Aufgabe der Soko war es, das Tötungsdelikt aufzuklären und die Täter zu überführen. Zielbedingt mußte hierzu das Strichermilieu erschlossen werden, was erheblich zur Tatklärung eines weiteren Mordfalles außerhalb der Stadt im fraglichen Zeitraum beitrug. Hier stellte sich dann auch der erste Erfolg der Soko ein. Die Aufarbeitung des Strichermilieus hatte erhebliche Auswirkungen auf die Arbeit der Kommission. Das in diesem Zusammenhang erstellte Lagebild bietet auch heute noch eine wertvolle Hilfestellung bei Ermittlungen in diesem Bereich. Die Größe der Soko schwankte in der Arbeits-/Realisierungsphase zwischen 12 und 35 Mitarbeitern. Die Soko bestand neun Monate.
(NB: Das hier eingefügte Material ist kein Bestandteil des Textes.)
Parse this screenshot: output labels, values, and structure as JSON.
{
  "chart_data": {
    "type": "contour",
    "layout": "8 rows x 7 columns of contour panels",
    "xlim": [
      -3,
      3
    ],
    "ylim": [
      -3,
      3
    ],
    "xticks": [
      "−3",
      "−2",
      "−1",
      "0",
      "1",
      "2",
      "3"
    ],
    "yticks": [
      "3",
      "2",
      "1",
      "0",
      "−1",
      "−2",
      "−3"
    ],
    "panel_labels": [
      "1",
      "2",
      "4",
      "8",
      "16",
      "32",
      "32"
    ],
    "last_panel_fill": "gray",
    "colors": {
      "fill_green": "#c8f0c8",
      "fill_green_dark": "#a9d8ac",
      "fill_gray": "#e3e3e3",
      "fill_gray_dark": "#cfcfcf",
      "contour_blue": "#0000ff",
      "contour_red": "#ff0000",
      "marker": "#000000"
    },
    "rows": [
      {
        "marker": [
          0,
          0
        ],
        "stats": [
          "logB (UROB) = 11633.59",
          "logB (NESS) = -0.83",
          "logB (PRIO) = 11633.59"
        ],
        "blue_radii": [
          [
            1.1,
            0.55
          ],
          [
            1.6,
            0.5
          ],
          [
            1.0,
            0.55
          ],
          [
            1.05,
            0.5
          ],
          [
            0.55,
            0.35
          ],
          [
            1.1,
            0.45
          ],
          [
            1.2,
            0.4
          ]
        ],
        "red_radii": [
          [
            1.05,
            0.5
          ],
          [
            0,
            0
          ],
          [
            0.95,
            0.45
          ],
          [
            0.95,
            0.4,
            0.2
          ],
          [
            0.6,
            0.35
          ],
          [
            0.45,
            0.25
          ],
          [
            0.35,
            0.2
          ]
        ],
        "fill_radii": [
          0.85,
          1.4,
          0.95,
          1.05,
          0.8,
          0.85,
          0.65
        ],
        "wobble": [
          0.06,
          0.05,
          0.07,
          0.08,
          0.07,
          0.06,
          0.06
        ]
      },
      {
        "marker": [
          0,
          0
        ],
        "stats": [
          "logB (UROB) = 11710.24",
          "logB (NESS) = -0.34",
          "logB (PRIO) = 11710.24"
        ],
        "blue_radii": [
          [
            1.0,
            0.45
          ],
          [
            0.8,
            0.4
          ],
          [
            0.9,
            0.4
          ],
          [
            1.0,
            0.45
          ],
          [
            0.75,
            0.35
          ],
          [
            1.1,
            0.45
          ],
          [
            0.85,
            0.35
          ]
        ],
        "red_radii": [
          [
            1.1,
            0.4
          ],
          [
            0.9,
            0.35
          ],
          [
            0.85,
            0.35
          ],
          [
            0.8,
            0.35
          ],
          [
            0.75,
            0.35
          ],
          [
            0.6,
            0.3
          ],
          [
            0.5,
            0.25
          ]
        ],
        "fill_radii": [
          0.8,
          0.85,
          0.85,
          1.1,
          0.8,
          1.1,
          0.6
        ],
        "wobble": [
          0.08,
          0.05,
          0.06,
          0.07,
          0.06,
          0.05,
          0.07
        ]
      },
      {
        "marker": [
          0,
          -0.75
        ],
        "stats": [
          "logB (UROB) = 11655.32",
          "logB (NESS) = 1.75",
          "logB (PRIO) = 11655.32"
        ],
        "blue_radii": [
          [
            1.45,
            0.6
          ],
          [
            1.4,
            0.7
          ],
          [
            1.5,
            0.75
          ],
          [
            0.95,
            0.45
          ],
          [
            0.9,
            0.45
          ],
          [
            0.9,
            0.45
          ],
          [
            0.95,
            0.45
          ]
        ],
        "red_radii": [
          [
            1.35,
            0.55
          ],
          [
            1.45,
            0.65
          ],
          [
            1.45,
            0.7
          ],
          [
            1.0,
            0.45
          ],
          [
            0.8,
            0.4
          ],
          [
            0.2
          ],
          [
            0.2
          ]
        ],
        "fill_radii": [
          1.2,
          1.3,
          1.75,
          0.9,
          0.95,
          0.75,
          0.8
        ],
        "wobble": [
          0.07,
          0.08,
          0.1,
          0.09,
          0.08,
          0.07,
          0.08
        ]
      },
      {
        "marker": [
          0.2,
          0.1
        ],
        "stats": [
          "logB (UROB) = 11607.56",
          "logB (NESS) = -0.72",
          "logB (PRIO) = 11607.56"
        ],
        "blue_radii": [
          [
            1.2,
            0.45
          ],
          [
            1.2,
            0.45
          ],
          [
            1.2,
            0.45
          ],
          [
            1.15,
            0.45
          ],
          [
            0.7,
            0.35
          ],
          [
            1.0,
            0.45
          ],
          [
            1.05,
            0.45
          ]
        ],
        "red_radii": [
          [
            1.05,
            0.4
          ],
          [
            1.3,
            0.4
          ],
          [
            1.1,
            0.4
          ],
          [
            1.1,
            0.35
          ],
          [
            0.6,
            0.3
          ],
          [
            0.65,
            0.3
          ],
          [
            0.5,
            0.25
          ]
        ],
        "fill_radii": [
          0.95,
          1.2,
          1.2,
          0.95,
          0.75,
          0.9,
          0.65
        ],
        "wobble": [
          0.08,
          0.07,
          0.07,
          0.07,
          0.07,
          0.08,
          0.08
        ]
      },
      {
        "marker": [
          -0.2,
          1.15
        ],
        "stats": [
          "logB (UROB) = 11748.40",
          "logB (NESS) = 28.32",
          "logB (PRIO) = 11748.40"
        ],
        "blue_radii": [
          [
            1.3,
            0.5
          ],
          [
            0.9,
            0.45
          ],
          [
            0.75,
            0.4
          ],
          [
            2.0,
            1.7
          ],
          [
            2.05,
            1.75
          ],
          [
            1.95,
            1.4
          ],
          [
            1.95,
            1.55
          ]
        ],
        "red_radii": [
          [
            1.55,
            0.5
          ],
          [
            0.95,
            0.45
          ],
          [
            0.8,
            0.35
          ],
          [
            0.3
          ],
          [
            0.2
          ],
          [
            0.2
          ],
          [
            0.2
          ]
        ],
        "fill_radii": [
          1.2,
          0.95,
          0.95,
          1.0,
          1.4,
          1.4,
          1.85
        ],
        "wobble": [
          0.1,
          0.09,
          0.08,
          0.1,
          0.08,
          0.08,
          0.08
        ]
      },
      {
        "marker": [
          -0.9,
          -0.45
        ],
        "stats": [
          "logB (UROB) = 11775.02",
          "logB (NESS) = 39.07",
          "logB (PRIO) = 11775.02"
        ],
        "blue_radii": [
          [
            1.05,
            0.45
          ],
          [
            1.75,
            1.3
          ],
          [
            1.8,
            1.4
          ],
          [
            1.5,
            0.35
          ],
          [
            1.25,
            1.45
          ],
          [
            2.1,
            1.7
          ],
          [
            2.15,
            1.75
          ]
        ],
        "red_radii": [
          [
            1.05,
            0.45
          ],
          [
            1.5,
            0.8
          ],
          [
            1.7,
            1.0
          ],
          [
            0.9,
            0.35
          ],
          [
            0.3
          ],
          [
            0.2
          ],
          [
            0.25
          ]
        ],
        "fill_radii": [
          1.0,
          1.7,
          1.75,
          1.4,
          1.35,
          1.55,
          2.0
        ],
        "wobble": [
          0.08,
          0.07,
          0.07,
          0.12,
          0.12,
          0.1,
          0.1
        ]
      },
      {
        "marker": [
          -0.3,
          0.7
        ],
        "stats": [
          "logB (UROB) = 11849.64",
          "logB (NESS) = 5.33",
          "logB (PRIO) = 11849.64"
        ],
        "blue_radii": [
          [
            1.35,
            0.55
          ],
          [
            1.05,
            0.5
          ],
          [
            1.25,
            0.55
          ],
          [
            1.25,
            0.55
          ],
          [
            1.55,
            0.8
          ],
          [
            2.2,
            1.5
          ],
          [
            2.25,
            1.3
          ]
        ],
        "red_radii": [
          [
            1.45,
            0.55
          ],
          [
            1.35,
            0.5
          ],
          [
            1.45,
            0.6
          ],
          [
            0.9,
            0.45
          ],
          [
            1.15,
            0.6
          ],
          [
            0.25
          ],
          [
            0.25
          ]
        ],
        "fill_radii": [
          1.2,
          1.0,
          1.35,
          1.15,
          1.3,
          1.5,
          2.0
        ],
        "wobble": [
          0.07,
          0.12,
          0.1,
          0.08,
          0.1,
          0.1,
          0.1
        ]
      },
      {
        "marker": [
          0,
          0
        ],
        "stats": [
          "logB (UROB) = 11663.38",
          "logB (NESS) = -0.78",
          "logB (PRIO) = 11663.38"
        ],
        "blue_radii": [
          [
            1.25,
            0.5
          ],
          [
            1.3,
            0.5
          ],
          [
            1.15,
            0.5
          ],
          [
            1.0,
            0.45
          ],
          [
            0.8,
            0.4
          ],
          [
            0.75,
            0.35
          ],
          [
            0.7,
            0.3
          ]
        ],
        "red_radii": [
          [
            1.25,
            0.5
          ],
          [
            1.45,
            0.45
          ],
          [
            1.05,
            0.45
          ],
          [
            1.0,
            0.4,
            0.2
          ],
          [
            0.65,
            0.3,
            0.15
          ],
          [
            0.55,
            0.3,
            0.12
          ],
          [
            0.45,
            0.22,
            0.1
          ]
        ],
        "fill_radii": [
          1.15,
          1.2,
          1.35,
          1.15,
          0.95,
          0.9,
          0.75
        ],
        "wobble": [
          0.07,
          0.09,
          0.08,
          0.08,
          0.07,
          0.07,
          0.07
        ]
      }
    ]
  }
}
Die Soko setzte sich im Kern aus Mitarbeitern des zuständigen Dezernats zusammen. Dem Leiter des zuständigen Kommissariats wurde die Soko-Leitung übertragen. Ansonsten wurden Mitarbeiter aus anderen Zuständigkeitsbereichen des Polizeipräsidiums und der weiteren Umgebung rekrutiert. Es mußte wiederholt um den Verbleib einzelner Mitarbeiter in der Soko gerungen werden. Sofern in einzelnen Fällen Mitarbeiter die Soko verließen, führte dies zu Informationsdefiziten. Die KEigeninteressen der zuständigen Führungskräfte in der Primärorganisation waren deutlich zu spüren und darauf ausgerichtet, die eigenen Mitarbeiter schnellstmöglich wieder "heimzuholen". Eine einmal getroffene Prioritätsentscheidung wurde insofern nicht über die Gesamtdauer mitgetragen, sondern, wie die Rückholversuche zeigen, wiederholt in Frage gestellt.
In der Soko-Arbeit mußten zudem erhebliche Personalschwankungen wegen Krankheit und Urlaub verkraftet werden. Die Soko wurde in den Räumen des eigentlich zuständigen Kommissariats untergebracht, was auch dazu führte, daß der Soko-Leiter in Personalunion seine Kommissariatsgeschäfte weiterführte. Aufgrund der zeitweisen Aufblähung der Soko auf 35 Mitarbeiter führte die Unterbringung zu beengten räumlichen Verhältnissen.